In the experiment, participants start on a parking lot and have to drive onto a three lane highway. Participants are instructed to activate the highway pilot on the middle lane as soon as it is available. During the automated drive, a quiz is available on the mounted tablet at the center console. On this, participants engage into the non-driving-related task while the automated mode is activated. As soon as a takeover request (TOR) is triggered (always at a speed of 120 km/h), participants are advised to stop answering the quiz immediately. No further action for quiz deactivation is needed. Participants can just stop playing and turn their attention away from the quiz. Instructions declare to take over the driving task and to try maintain the speed of 120km/h.

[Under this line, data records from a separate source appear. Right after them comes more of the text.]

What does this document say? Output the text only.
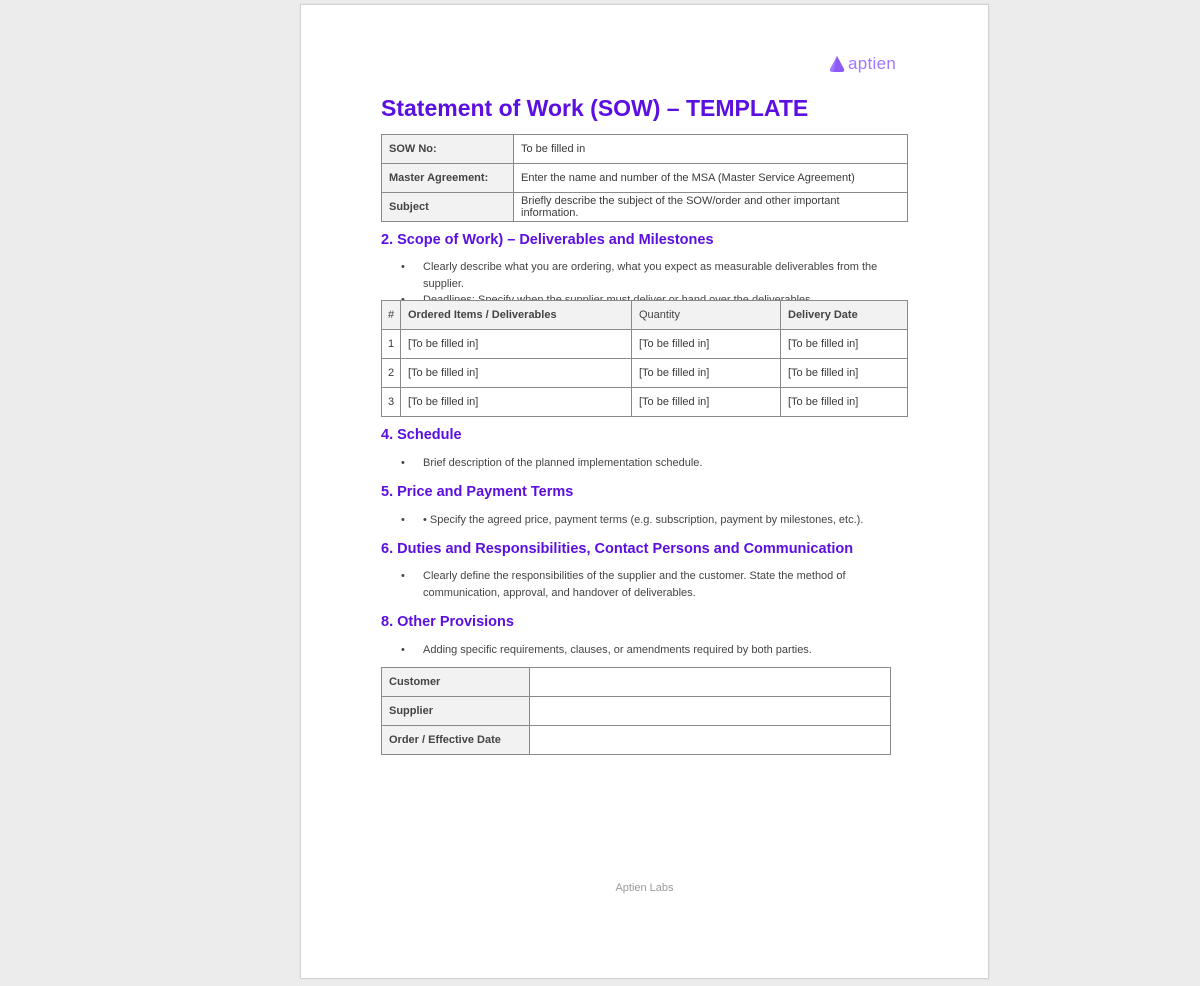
aptien
Statement of Work (SOW) – TEMPLATE
SOW No:	To be filled in
Master Agreement:	Enter the name and number of the MSA (Master Service Agreement)
Subject	Briefly describe the subject of the SOW/order and other important information.
2. Scope of Work) – Deliverables and Milestones
• Clearly describe what you are ordering, what you expect as measurable deliverables from the supplier.
•
#	Ordered Items / Deliverables	Quantity	Delivery Date
1	[To be filled in]	[To be filled in]	[To be filled in]
2	[To be filled in]	[To be filled in]	[To be filled in]
3	[To be filled in]	[To be filled in]	[To be filled in]
4. Schedule
• Brief description of the planned implementation schedule.
5. Price and Payment Terms
• • Specify the agreed price, payment terms (e.g. subscription, payment by milestones, etc.).
6. Duties and Responsibilities, Contact Persons and Communication
• Clearly define the responsibilities of the supplier and the customer. State the method of communication, approval, and handover of deliverables.
8. Other Provisions
• Adding specific requirements, clauses, or amendments required by both parties.
Customer	
Supplier	
Order / Effective Date	
Aptien Labs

The action participants decide to execute must be verbalized clearly as soon as the decision is made. The action decision is dependent on the surrounding traffic and German driving law (especially the obligation to drive on the right). The speed should be held as constantly as possible, thus using mainly the steering wheel for the maneuver. After the maneuver, participants are instructed to head for the oncoming parking lot where they come to a stop and fill out the NASA-TLX questionnaire to measure subjective complexity of the preceding scenario. Starting from the parking lot again, participants resume driving into the next scenario. This is repeated 18 times, including six scenarios in randomized order per block. This results in three blocks, that participants drive through. Each block has a different randomized order and each participant starts at a different set-up point of the first block. During the experiment, the time of the action decision is measured with a key press. As soon, as the participant indicates the action decision, the investigator presses the space key on the keyboard.
The study was conducted in April and May 2019 in a simulator of Robert Bosch GmbH in Renningen. In a pre-study the test design, methods and technical functionality were tested. The final results base on N = 20 participants that took part in the main study. Out of the 20 participants 13 are male and 7 female with a mean age of 26.2 years (SD = 2.69). Most of the participants drive a car daily (N = 9). The others have a driving frequency distributed between five to six times a week and less than once a week. The most common average driving duration per drive is 30 minutes, ranging from 15 to 120 minutes. Highways are used mostly (N = 7), followed by Rural Roads (N = 4) and cities (N = 2). Seven participants did not indicate their most common road usage. All participants are regular drivers and provide existing pre-knowledge of highway situations, although varying in the amount of highway usage. Overall 13 participants indicate to drive moderately. Three participants have a defensive driving style and four state to drive mainly sporty.
To test whether complexity conditions high vs. low differ significantly from each other, the Mann-Whitney-U test  is used. This is due to the fact that although visually the data seems to be distributed normally, Shapiro-Wilk normality  tests do not support the assumption of normal distribution in all conditions. Regression analysis is based on the regression equation y = xβ + 𝜖 (β= slope;𝜖 = error) and used for statistical evaluation. Tests on non-linearity, normal distribution, homoscedasticity and influential outliers are done using residual vs. fitted-, normal-Q-Q-, scale-location and residuals vs. leverage plots. Further, the relation between the variables is tested on mediation effects. Monte Carlo Analysis  is used to test whether indirect effects can be found. As mediation analysis has the challenge to generate high coverage and high power , Sobel-Test and Bootstrapping  are carried out additionally.